Da caracterização do cenário brasileiro: Afirmar que, no Brasil, esse fenômeno se manifesta na organização de um campo político liderado pela ultradireita, de orientação fascista, que busca impor uma derrota histórica às forças democráticas, com impactos diretos na correlação de forças na América do Sul, na América Latina e no cenário internacional. E destruição do projeto de um Brasil justo, democrático e soberano. A vitória da direita fascista no Brasil ainda significa o enfraquecimento das instituições que sustentam a nossa democracia, abrindo a possibilidade de um ciclo autoritário no país.
Da centralidade da disputa nacional: Definir que a reeleição do presidente Lula constitui eixo central da tática política no próximo período, sendo fundamental para o reequilíbrio da correlação de forças no continente e para a afirmação internacional das forças democráticas no enfrentamento ao fascismo.
Além da consolidação do nosso projeto de futuro: desenvolvimento industrial, tecnológico, com igualdade de oportunidades e distribuição de riquezas.
Da estratégia de construção política: Estabelecer que a derrota da ultradireita no Brasil pressupõe a construção de um amplo campo democrático, liderado por uma aliança de centro-esquerda, com capacidade de mobilização da sociedade brasileira, orientada à defesa de um projeto nacional de desenvolvimento baseado na produção e na distribuição de riquezas.
Da articulação regional e internacional: Reconhecer que a reeleição do presidente Lula terá papel estratégico nas disputas políticas na América do Sul, na América Latina e no cenário global, contribuindo para o fortalecimento das forças democráticas.
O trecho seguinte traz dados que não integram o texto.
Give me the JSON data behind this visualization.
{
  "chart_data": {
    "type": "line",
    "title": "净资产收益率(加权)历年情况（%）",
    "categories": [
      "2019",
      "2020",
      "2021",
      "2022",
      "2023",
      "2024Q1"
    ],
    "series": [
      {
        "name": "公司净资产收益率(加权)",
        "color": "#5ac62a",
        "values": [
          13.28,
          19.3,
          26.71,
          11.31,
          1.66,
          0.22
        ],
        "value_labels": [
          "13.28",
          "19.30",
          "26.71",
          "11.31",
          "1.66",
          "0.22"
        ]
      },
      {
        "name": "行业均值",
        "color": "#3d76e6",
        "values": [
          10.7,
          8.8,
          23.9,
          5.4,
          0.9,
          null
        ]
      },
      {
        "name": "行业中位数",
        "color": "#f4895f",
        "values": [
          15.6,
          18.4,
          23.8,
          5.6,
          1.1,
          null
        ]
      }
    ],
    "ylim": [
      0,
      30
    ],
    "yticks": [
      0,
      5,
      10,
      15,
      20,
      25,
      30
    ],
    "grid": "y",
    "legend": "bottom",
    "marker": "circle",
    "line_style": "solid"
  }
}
Da tática política no Rio Grande do Sul: Determinar que a tática política no Estado do Rio Grande do Sul deve estar alinhada à leitura nacional e internacional da conjuntura, com encaminhamentos coerentes e responsáveis, dando consequência a análise com ações que colaborarem com essa imposição histórica. Não há nada mais importante que a reeleição do Presidente Lula.
Das alianças políticas: Reafirmar a necessidade de construção de aliança com o Partido Democrático Trabalhista (PDT), considerado força fundamental na consolidação do campo democrático brasileiro. Essa construção deverá agregar os partidos de centroesquerda que historicamente são nossos aliados.
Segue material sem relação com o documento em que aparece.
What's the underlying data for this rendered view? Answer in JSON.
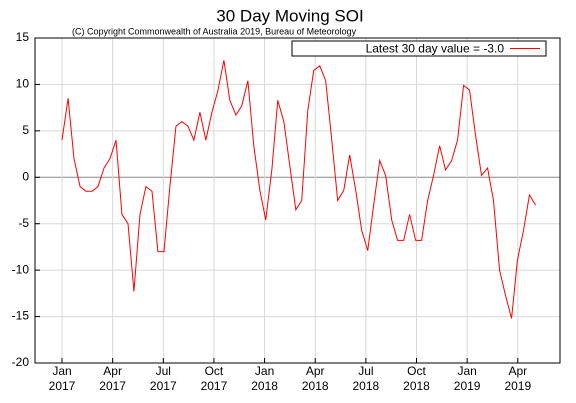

Da orientação eleitoral: Definir a construção de uma tática eleitoral conjunta com o PDT, e demais partidos do campo democrático, sob a liderança da companheira Juliana Brizola, como expressão política dessa estratégia no Estado do Rio Grande do Sul. Entendemos que o companheiro Edegar Pretto é a liderança com maior legitimidade para liderar essa construção.
Comissão do Programa de Governo: Instituir uma comissão em conjunto com o PDT e os demais partidos aliados, visando articular as diretrizes para a elaboração do programa de governo. A representação do Partido dos Trabalhadores nesta instância será composta pelos membros da Comissão Executiva Nacional filiados no Rio Grande do Sul e por três membros indicados pelo Diretório Estadual.
Pauta do Diretório Nacional: Incluir na pauta da próxima reunião do Diretório Nacional, que será realizada em Brasília, no dia 23 de abril, o debate sobre a tática eleitoral no Rio Grande do Sul, como etapa necessária para a definição da estratégia política e o fortalecimento do palanque de reeleição do Presidente Lula no estado.